Neben der harten und konsequenten Strafverfolgung war es dem Innenminister wichtig, alles dafür zu tun, dass sich die Stuttgarter in Stuttgart wieder sicher fühlen. Dementsprechend wurde am 2. Juli 2020 auf Initiative von Innenminister Thomas Strobl eine Sicherheitspartnerschaft zwischen dem Land Baden-Württemberg und der Landeshauptstadt Stuttgart geschlossen. Dabei handelt es sich um ein besonderes sicherheitspolitisches Instrument, das der Innenminister bei einem herausragenden Problem mit besonders breiter Wirkung, insbesondere auf das Sicherheitsgefühl der Bürger, einsetzt. Land, Polizei und Kommune sitzen an einem Tisch und erarbeiten gemeinsam ein wirksames Maßnahmenpaket, um ganz gezielt konkrete Problemfelder anzugehen.
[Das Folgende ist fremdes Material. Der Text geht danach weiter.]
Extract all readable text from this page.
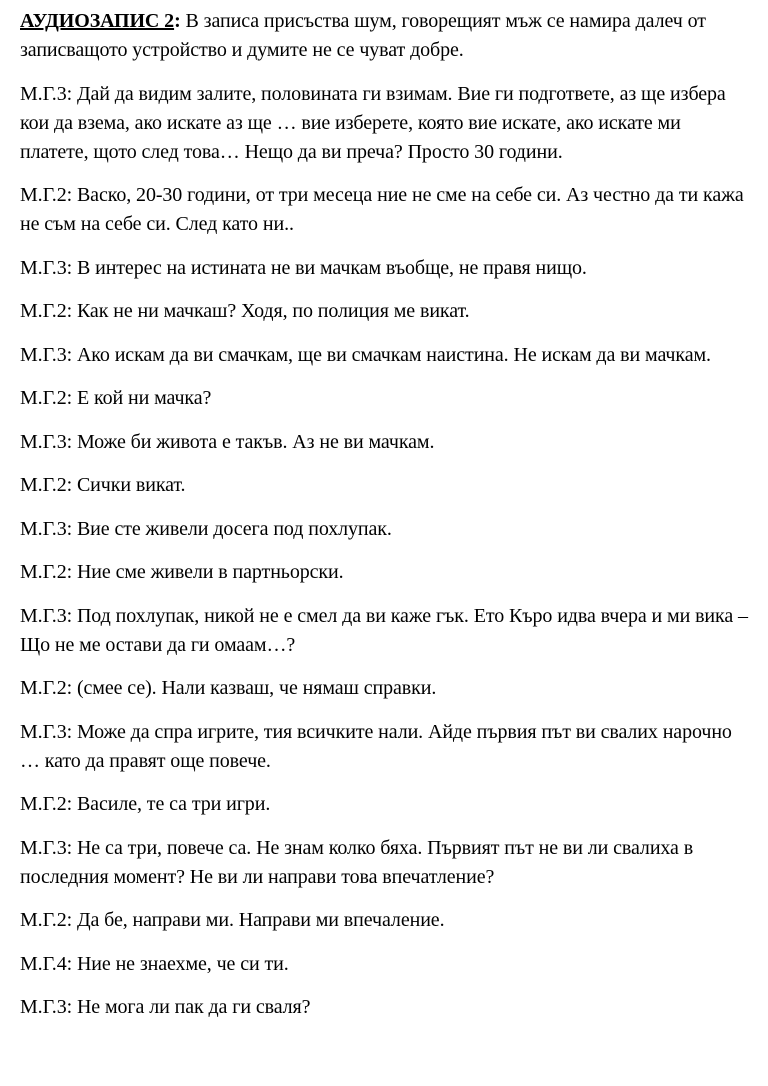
АУДИОЗАПИС 2: В записа присъства шум, говорещият мъж се намира далеч от записващото устройство и думите не се чуват добре.

М.Г.3: Дай да видим залите, половината ги взимам. Вие ги подгответе, аз ще избера кои да взема, ако искате аз ще … вие изберете, която вие искате, ако искате ми платете, щото след това… Нещо да ви преча? Просто 30 години.

М.Г.2: Васко, 20-30 години, от три месеца ние не сме на себе си. Аз честно да ти кажа не съм на себе си. След като ни..

М.Г.3: В интерес на истината не ви мачкам въобще, не правя нищо.

М.Г.2: Как не ни мачкаш? Ходя, по полиция ме викат.

М.Г.3: Ако искам да ви смачкам, ще ви смачкам наистина. Не искам да ви мачкам.

М.Г.2: Е кой ни мачка?

М.Г.3: Може би живота е такъв. Аз не ви мачкам.

М.Г.2: Сички викат.

М.Г.3: Вие сте живели досега под похлупак.

М.Г.2: Ние сме живели в партньорски.

М.Г.3: Под похлупак, никой не е смел да ви каже гък. Ето Къро идва вчера и ми вика – Що не ме остави да ги омаам…?

М.Г.2: (смее се). Нали казваш, че нямаш справки.

М.Г.3: Може да спра игрите, тия всичките нали. Айде първия път ви свалих нарочно … като да правят още повече.

М.Г.2: Василе, те са три игри.

М.Г.3: Не са три, повече са. Не знам колко бяха. Първият път не ви ли свалиха в последния момент? Не ви ли направи това впечатление?

М.Г.2: Да бе, направи ми. Направи ми впечаление.

М.Г.4: Ние не знаехме, че си ти.

М.Г.3: Не мога ли пак да ги сваля?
„Die Bilder und Videos von der Stuttgarter Krawallnacht waren brutal und verstörend für die Menschen im Land, aber auch darüber hinaus. Die Sicherheitspartnerschaft war in dieser Situation genau richtig. Wir haben ein klares und unmissverständliches Zeichen gesetzt: Wir werden die Stadt nicht verlassen.“ „, allein die Stuttgarter nach der Krawallnacht. Baden-Württemberg ist eines der sichersten Bundesländer in Deutschland. Und natürlich entsprach auch die Kriminalitätslage in Stuttgart nicht diesen Szenen. Aber so ein Ereignis berührt natürlich das Gefühl der Menschen Als Innenminister ist es mir wichtig, dass die Menschen objektiv sicher sind und sich auch sicher fühlen“, sagte Bundesinnenminister Thomas Strobl.